While Dracula is technically in the public domain, the project is expected to ultimately be housed at Universal, which has a first-look deal with Blumhouse and regards the monster to be one of its most iconic horror characters. If the film does come to fruition, it would be part of the studio's story-driven new approach to the Universal Monsters, after the ill-fated introduction of the "Dark Universe" in 2017. The Marvel Cinematic Universe-like franchise would have seen the monsters ultimately uniting after starring in their own solo films, but the idea fizzled out after the poor box office reception of The Mummy.
Now that Invisible Man has been well-received by critics and fans alike, horror fans have wondered if and when Blumhouse would develop another one of the Universal properties.
"I would love to," Jason Blum said in a previous interview. "I've had some version of this conversation. Not a serious one. I would say to Universal, 'What monsters are available that I could play around with?' I would send those things to our seven favorite filmmakers.
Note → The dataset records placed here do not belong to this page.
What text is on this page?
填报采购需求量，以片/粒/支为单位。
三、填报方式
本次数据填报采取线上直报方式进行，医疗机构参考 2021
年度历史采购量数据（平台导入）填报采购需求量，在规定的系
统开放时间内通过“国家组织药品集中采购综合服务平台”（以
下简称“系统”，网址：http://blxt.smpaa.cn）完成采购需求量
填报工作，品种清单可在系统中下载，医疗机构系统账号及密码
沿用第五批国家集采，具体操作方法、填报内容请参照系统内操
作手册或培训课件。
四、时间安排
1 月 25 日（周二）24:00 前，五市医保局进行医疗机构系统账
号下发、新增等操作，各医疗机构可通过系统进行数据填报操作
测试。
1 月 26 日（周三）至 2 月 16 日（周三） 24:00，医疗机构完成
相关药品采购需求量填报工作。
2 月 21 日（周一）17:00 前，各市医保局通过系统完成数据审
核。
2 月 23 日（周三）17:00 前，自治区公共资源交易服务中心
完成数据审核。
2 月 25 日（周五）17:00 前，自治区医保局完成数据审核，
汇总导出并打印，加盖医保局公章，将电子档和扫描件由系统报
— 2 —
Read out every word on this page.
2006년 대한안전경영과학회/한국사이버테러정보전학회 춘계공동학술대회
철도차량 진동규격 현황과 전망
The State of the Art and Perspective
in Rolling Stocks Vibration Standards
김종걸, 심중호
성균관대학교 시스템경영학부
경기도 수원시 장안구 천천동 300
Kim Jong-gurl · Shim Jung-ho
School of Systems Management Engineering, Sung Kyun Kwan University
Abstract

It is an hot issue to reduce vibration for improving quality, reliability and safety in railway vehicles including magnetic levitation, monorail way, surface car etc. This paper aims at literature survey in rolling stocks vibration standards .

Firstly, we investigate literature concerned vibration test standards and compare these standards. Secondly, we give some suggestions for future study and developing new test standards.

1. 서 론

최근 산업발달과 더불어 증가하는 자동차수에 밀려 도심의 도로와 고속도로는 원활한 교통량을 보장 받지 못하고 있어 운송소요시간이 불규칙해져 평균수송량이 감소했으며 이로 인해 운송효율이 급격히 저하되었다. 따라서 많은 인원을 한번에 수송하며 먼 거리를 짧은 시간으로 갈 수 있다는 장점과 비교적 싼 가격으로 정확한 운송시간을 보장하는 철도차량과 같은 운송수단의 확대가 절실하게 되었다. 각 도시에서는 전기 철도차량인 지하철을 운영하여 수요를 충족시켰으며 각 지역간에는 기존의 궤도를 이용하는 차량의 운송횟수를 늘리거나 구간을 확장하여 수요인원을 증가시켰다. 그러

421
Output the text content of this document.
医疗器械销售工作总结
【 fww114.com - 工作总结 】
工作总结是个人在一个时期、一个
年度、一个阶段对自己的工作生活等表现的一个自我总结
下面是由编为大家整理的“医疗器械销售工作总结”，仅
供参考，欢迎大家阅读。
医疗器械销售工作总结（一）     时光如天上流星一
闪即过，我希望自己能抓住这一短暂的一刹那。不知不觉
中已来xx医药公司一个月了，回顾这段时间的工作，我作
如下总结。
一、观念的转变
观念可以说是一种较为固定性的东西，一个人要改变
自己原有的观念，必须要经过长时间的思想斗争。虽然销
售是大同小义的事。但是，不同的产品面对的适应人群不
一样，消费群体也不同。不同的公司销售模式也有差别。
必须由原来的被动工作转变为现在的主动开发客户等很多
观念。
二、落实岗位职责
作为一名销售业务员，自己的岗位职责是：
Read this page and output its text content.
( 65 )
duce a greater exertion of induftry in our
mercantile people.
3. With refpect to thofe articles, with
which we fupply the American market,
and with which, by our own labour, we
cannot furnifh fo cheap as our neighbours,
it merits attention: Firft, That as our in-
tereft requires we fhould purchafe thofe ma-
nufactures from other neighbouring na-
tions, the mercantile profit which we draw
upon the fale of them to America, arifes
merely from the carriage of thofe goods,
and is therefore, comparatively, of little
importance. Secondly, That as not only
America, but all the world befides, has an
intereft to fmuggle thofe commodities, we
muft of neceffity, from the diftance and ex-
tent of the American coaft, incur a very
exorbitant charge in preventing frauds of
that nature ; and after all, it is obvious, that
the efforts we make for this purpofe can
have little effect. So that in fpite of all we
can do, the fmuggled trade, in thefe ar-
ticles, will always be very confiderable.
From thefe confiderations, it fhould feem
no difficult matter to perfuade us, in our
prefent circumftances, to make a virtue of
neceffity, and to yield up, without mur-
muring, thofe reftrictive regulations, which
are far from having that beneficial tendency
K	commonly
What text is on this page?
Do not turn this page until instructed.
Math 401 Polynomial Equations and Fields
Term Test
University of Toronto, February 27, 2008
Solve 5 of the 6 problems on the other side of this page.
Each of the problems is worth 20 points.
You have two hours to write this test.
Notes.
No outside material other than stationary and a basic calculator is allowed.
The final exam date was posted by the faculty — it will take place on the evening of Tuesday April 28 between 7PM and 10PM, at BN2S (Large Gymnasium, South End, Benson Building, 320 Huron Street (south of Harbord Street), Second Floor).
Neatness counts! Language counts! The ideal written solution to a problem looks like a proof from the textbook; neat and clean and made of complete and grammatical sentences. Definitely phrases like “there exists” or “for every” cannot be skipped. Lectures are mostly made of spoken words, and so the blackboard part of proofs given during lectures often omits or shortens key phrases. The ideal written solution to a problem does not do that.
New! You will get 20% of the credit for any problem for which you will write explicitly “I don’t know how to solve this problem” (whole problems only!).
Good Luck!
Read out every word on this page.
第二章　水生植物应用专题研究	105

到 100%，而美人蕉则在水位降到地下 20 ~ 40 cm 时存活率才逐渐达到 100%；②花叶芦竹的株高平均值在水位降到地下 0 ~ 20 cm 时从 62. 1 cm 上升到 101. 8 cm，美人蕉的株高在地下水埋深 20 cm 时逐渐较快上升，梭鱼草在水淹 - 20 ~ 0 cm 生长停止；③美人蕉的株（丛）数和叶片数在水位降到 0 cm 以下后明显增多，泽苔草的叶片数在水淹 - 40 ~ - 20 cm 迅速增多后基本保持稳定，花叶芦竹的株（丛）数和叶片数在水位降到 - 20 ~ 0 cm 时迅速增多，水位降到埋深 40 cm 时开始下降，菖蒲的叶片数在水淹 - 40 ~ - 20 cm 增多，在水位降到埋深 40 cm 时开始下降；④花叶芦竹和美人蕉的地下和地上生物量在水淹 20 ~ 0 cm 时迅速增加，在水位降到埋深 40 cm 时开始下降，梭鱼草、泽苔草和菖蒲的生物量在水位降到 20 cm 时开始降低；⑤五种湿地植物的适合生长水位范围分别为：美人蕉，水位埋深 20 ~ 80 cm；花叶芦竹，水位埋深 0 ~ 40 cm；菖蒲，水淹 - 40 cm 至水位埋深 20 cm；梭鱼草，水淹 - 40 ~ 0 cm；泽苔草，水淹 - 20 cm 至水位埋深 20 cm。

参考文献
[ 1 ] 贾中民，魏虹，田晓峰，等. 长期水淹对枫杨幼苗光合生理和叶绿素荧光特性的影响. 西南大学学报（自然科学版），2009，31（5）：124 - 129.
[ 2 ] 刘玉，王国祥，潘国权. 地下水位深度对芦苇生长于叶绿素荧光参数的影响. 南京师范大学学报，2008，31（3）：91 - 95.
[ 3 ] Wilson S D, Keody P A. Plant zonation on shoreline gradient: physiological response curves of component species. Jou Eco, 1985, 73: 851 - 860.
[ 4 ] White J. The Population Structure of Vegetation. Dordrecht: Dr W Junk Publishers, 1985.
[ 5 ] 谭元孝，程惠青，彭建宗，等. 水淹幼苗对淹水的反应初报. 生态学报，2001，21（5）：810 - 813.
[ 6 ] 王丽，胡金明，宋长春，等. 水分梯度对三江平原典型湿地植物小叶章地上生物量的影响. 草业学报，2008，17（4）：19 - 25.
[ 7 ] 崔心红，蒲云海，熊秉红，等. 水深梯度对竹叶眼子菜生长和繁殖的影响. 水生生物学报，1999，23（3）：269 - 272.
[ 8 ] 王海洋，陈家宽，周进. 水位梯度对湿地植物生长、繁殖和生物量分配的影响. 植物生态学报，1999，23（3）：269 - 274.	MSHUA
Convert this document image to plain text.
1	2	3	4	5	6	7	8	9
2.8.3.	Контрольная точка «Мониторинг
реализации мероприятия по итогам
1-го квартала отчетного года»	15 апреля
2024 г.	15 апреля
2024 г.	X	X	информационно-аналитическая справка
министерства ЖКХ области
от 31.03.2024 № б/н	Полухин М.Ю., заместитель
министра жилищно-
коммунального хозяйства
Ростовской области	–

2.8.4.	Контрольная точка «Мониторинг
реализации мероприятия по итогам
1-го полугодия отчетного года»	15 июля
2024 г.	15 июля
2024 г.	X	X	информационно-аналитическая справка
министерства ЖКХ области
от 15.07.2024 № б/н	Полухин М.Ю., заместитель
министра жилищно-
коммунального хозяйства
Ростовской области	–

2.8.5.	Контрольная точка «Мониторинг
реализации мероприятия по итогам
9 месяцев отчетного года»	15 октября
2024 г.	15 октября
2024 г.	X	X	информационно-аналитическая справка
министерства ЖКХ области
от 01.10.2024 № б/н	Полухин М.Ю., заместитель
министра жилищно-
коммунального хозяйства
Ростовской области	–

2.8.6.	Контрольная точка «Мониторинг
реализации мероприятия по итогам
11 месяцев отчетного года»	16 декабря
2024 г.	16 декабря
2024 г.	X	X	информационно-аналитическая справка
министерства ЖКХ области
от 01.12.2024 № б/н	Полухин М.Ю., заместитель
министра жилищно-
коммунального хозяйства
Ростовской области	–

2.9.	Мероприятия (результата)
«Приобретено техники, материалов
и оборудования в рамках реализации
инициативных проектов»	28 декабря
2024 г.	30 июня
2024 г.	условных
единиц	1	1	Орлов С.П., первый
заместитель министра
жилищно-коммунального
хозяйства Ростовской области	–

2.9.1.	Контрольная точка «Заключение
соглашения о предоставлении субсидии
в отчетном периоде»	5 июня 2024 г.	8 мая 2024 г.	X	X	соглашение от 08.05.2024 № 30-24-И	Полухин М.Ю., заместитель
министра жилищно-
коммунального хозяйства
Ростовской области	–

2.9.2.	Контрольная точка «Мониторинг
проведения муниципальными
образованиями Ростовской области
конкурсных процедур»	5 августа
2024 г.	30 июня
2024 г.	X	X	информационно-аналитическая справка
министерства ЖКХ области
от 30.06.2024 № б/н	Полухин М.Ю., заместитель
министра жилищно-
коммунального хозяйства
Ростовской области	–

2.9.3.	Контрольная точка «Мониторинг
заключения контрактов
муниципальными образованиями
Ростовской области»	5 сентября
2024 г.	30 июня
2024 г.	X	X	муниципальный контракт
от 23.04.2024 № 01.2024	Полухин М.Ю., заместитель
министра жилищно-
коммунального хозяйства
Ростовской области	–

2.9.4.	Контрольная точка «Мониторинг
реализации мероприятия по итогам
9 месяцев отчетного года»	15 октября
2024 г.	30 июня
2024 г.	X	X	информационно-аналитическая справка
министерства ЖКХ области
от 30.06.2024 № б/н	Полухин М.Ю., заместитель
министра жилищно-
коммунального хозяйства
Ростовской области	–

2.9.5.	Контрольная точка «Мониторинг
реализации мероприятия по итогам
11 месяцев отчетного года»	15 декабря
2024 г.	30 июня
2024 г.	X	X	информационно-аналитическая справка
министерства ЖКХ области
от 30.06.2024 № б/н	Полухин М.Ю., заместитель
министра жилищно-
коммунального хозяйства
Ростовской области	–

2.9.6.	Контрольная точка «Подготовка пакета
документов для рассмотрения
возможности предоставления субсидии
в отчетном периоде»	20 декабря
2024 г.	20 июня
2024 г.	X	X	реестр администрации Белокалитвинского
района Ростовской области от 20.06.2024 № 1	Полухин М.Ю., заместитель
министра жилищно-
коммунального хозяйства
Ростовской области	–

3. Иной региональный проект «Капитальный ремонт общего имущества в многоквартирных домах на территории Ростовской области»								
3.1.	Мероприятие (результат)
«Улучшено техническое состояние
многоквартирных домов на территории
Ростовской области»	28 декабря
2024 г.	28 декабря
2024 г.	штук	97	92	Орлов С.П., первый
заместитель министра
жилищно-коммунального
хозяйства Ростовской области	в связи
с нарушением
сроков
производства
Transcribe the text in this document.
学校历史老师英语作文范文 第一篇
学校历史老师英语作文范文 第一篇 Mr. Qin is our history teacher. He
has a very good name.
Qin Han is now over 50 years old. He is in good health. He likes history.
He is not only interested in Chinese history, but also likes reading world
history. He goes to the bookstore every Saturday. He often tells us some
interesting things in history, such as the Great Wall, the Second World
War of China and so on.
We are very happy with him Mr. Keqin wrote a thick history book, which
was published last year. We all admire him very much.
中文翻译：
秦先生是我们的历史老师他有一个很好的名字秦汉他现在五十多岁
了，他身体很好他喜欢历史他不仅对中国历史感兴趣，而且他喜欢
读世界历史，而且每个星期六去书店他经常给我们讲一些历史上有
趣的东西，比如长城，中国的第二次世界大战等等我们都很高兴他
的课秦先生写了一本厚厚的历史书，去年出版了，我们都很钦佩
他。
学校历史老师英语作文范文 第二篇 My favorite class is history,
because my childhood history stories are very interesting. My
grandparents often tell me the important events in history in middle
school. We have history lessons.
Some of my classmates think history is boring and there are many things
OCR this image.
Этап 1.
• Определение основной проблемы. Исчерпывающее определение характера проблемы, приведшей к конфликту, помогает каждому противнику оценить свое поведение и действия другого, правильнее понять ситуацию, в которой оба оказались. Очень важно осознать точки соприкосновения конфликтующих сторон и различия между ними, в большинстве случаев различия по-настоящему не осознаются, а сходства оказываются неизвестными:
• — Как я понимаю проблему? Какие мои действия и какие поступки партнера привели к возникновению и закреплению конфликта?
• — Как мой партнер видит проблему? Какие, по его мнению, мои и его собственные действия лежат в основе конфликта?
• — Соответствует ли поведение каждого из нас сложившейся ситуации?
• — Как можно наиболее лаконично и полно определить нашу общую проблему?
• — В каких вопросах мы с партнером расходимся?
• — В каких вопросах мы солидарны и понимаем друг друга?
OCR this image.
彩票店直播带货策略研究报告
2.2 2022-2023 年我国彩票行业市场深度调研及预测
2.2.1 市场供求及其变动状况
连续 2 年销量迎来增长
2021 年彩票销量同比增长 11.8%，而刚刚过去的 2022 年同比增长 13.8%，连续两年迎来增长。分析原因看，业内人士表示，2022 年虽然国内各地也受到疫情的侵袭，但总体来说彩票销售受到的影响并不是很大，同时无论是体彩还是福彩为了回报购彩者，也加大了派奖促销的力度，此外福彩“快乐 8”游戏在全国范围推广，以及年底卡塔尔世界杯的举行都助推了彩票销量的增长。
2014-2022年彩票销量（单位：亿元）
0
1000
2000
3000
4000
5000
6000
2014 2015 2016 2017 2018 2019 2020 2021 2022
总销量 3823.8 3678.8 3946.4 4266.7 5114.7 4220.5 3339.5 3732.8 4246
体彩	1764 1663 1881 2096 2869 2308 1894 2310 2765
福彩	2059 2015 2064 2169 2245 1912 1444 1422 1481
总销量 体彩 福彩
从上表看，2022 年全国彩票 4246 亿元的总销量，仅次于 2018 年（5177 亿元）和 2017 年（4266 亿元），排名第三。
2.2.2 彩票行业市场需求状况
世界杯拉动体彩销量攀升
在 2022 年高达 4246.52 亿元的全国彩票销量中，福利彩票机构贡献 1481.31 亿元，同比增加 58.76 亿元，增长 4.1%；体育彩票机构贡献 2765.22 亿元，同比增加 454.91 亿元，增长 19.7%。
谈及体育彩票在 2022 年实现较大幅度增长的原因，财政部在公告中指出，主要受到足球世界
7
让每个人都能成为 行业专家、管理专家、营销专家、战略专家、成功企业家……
But I'm not going to talk to Universal until The Invisible Man comes out."
This is just one of several Universal Monster-related projects that the studio has in the works, including Paul Feig's Dark Army movie, and projects involving Elizabeth Banks and John Krasinski.
"They have multiple irons in the fire, but not all will become real," one agent familiar with the studio's plans said in the report.
"It's a 'best idea wins' approach," one producer explained, "and they are having the filmmakers find the individual stories."